If the Fenix funeral agency used the AI program to manipulate the emotionally vulnerable or made promises they could not keep, then ethical questions may be raised. But given the information and the objective of Fenix, nothing unethical or nefarious seem to be taking place behind the scenes.

Is this the first step in digital copies of humans

There are those leading businessmen and scientists who are giving gloomy predictions about AI applications. They are saying that eventually, AI robots will become a life form of their own and wreak havoc on the world.

To them, this may be the first step in such a transformation. The digitally copied human interaction to them indicates that eventually, AI will be able to duplicate life and apply it to itself.

This type of thinking is more paranoia in action than rational thought identifying an actual problem.
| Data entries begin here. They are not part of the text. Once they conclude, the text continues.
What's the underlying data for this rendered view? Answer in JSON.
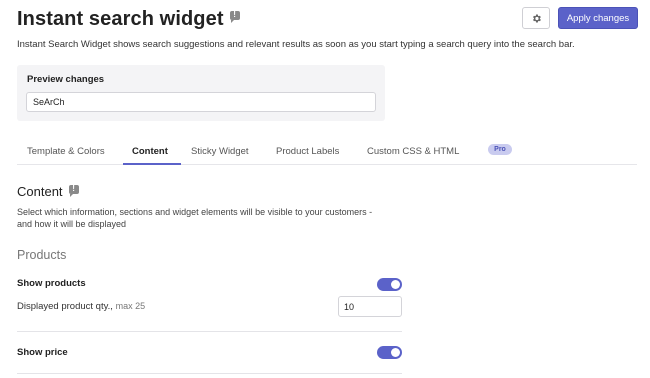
{
  "header": {
    "title": "Instant search widget",
    "apply_label": "Apply changes",
    "description": "Instant Search Widget shows search suggestions and relevant results as soon as you start typing a search query into the search bar."
  },
  "preview": {
    "label": "Preview changes",
    "value": "SeArCh"
  },
  "tabs": [
    {
      "label": "Template & Colors"
    },
    {
      "label": "Content"
    },
    {
      "label": "Sticky Widget"
    },
    {
      "label": "Product Labels"
    },
    {
      "label": "Custom CSS & HTML"
    }
  ],
  "pro_badge": "Pro",
  "content": {
    "title": "Content",
    "description": "Select which information, sections and widget elements will be visible to your customers - and how it will be displayed"
  },
  "products": {
    "title": "Products",
    "show_products_label": "Show products",
    "show_products_enabled": true,
    "qty_label": "Displayed product qty.,",
    "qty_hint": "max 25",
    "qty_value": "10",
    "show_price_label": "Show price",
    "show_price_enabled": true
  },
  "colors": {
    "accent": "#5b62c9",
    "badge_bg": "#c9cbef"
  }
}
As of now, neither AI nor humans have the power to create life or the revival of the dead. The best they can do is make poor copies that are vulnerable to an on/off switch.

A digital memory not cloning

According to Fenix’s CEO, Charlotte Runius, there is no attempt to clone human life with this AI digital immortality application. All that the company is doing is replacing old timeline photo albums and videos.

The only difference is that those family members left behind to get to have actual conversations about real-time problems. Or conduct a simple conversation because one needs to shore up their emotions.

Is this a digital afterlife

No, not really. All that is taking place is producing an artificial replacement for a lost member of the family. While it may talk, it cannot think nor is the AI robot alive. It just fills a need not provide an alternative destination for eternity.

The only people who need to be afraid of this technology right now are the psychics. Their income may decrease once this AI application gets a foothold in society.

In spite of all of the good this technology may do, the jury is still out on if it is a good idea or not.